Architect Albert Roller drew up plans to change the classic domed tower into a Moderne block, with twenty-one full stories of usable, rentable office space.
With no architectural heritage societies, preservationists, or concerned citizens to decry the loss, scaffolding and hoist-cages were erected in September of 1937. Preparations were made for removing "the uneconomical top stories" (the dome). Piece by piece the terra cotta ornaments were removed and discarded. By November the dome was half gone, as if some giant knife had cut it in two; by January of 1938 there was no dome at all.
Steel work extended the square sides of the building up to form a slightly inset cube, six stories high. The decorative friezes, columns, arched windows, and other "inefficient" ornamentation were removed, and the whole building was refaced with a cream-colored concrete, creating a severe, unadorned vertical shaft which was critically acclaimed as a feat of remodeling.

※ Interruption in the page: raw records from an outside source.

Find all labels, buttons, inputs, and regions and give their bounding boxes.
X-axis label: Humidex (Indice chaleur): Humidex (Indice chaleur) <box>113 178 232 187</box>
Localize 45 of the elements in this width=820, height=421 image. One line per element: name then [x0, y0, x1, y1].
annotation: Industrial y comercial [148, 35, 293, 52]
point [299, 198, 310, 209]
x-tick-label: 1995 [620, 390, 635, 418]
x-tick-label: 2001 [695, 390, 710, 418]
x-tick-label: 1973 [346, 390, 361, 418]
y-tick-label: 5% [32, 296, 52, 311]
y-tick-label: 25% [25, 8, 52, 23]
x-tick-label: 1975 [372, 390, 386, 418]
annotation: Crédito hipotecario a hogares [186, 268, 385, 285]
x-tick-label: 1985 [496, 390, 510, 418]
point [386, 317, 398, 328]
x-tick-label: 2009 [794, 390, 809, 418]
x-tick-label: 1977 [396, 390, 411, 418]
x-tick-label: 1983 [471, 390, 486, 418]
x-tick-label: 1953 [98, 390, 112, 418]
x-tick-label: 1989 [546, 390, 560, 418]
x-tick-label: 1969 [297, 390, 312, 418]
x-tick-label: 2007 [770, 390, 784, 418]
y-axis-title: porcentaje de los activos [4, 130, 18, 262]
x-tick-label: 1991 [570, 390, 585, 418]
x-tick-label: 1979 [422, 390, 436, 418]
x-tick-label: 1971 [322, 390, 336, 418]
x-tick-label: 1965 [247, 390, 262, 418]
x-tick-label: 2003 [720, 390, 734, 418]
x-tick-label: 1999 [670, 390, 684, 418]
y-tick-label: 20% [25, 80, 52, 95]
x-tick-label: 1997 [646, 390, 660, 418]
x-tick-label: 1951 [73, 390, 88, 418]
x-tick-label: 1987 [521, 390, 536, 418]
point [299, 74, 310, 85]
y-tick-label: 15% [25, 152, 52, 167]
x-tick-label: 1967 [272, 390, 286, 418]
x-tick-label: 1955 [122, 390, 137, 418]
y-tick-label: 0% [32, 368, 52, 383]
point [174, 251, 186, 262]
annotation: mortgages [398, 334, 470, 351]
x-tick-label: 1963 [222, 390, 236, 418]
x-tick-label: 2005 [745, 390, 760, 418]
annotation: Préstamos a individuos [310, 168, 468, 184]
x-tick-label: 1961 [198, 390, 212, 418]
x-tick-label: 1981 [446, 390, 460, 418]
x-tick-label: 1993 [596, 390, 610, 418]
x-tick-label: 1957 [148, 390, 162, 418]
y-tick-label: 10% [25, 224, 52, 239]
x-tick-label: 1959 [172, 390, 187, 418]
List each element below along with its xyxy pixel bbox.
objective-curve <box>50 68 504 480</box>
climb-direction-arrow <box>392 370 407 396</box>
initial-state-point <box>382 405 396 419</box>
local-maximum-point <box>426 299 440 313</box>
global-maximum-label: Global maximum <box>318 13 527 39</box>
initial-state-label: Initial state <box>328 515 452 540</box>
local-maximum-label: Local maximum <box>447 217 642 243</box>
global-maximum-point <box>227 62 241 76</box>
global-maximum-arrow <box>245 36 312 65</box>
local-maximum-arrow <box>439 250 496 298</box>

The interior offices and corridors were also "modernized" (although the doorknobs in the older portion of the building still bear the "CS" monogram; interior stairs are marble and wrought iron up to the 16th floor, and steel and concrete beyond). The most striking interior change was the entrance and lobby. The arches and columns that fronted on Market Street were removed and the first three floors were faced with dark, polished granite. An entrance with a Moderne grill led into a lobby with polished black marble floors, bronze Art Deco motif elevators and curved walls of glass brick.14
In the fall of 1938 the remodeling of the Call Building into the Central Tower was completed. The building still stands at the corner of Third and Market Streets.

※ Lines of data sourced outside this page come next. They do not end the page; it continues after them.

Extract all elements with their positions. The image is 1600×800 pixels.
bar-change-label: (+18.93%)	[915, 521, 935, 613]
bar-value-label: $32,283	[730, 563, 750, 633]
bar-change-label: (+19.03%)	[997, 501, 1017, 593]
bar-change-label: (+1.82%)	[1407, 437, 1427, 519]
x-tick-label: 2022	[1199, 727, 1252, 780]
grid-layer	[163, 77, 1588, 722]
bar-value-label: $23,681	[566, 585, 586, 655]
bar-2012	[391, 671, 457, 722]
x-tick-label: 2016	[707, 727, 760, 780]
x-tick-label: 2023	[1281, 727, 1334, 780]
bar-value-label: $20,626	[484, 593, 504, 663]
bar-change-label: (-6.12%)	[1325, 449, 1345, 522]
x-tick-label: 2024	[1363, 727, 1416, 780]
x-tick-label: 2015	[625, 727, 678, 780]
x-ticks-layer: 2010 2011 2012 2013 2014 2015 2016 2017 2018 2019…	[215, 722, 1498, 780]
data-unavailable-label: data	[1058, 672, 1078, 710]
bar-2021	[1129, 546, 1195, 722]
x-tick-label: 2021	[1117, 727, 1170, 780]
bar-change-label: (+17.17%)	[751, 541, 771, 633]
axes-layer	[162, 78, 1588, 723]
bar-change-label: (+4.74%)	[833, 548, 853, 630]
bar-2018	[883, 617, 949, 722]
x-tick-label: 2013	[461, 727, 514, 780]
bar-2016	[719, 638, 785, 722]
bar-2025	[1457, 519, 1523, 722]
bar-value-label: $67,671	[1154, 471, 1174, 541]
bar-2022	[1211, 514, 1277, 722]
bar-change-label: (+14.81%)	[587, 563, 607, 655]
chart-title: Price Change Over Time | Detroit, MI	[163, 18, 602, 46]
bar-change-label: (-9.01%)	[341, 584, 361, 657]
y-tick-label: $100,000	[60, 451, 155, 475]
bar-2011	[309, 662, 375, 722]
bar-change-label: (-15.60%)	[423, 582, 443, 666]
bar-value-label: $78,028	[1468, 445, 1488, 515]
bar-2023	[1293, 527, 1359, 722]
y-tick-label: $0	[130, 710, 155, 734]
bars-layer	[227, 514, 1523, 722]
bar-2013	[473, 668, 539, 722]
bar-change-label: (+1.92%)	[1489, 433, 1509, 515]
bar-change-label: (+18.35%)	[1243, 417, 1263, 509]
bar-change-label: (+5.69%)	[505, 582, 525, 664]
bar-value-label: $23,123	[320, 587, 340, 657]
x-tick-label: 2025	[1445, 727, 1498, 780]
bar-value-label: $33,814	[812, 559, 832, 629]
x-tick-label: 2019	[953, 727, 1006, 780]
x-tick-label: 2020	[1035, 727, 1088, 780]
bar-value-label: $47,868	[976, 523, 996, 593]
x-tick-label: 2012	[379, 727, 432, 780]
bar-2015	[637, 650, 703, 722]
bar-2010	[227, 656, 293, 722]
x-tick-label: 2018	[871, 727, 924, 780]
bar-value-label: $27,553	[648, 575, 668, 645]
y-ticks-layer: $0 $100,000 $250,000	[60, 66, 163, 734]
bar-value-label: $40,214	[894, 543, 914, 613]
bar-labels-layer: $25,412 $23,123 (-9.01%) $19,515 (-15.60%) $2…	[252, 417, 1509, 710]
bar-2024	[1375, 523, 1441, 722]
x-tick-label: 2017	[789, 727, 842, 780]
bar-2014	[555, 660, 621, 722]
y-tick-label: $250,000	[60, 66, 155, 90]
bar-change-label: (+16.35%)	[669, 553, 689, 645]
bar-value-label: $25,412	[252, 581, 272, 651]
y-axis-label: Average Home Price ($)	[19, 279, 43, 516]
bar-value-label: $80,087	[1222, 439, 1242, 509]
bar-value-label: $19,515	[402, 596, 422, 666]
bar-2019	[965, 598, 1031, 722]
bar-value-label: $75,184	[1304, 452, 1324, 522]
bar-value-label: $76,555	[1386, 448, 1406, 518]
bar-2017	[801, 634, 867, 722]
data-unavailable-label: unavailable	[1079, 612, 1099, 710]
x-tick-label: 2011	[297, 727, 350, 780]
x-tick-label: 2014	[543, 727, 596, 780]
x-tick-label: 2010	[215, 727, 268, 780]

Once proclaimed the tallest building for thousands of miles and the "handsomest commercial edifice in the world," in the space of a few decades the Call Building went from being one of the most prominent structures in the country to being just another downtown building. For most San Franciscans, the Call Building is just a piece of history, perhaps a fond memory; many have never heard of it at all. Some assume the Humboldt Building, which retained its dome and character, was once the Call. Few would suspect the Central Tower of having such a spectacular past.